I take a sip of mineral water.
I should stop thinking of him. He is gone. I have no way of contacting him, and he has no way of contacting me. I lean back with that feeling I cannot shake no matter how many times I have tried since last night: I have lost something irreplaceable. Which is madness, really. Of course I haven’t lost anything important. That was lost a year ago.
At that moment the door opens and I look up at the intrusion. I have begun to think of this deserted restaurant at lunchtime almost as my own personal space. The door pushes farther in and I freeze with shock.
Impossible! How can it be? What the hell is he doing here?
Inside my body, my hearts starts dancing like a wild thing.
In the daylight Shane’s eyes are so bright they are sparkling blue jewels in his face. His mouth is full and sensual, his jaw classically chiseled, and his hair thick and glossy. My eyes pour down his body. He is carrying a motorbike helmet and wearing a blue T-shirt and faded black jeans low on his lean hips. I guess he is what they mean when they say someone is rocking muscles.
I have two seconds before he sees me.
Six
SHANE
I spot her straightaway. She is tucked up in one of the dark brown booths and staring at me with saucer eyes. Her hair is up in a ponytail and her face is devoid of any make-up. She looks even more vulnerable and childlike than she did last night. There is something in her eyes, something that hides and feeds on her.

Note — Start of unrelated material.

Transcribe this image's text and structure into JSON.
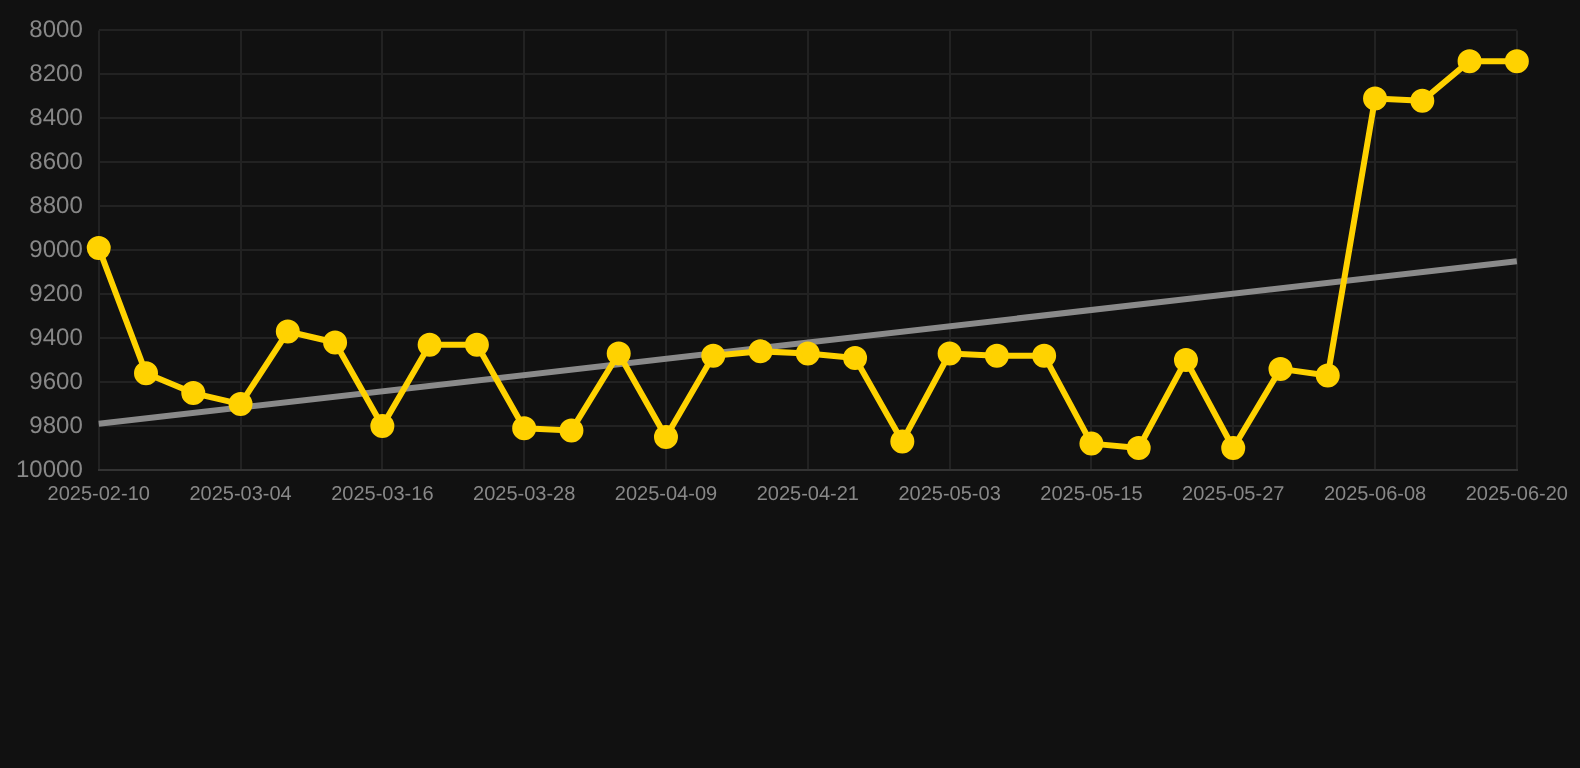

I know I shouldn’t be here.
She’s broken. I can see that a mile off. Injured people cling. They are needy. I’m not the kind of guy she needs. Someone like me, I take what I want and I walk. I’ve never looked back. Never promised anyone anything. My way or no way. But she poses a challenge. A threat. And a promise. And I cannot walk away from her. This is just something I have to do.
I go up to her table and sit opposite her.
‘What are you doing here?’ she gasps.
I grin. ‘Having lunch with you?’
‘How did you know I’d be here?’ Her voice is breathy. It gets under my skin. Everything about this woman gets under my skin.
‘I paid someone to follow you last night, Snow.’
She inhales sharply. ‘Why?’
‘Because I promised you a trip to Saumur and I didn’t know how else to contact you.’
It’s amazing the effect my words have on her. Saumur and the fireflies shimmer like a magical promise on her lovely face.
‘If you had me followed then you must know that I’m with some—’
I place my finger on her lips to silence the rest of her words. She could have moved back, but she didn’t. Her lips are so warm and soft, it sends my dick rigid against the zipper of my jeans. Jesus. I have it bad for her. Her eyes close, but they hold closed for a second longer than it takes to blink. Why, she’s savoring my touch. I stare at her. Her eyes open. The green is a few shades darker.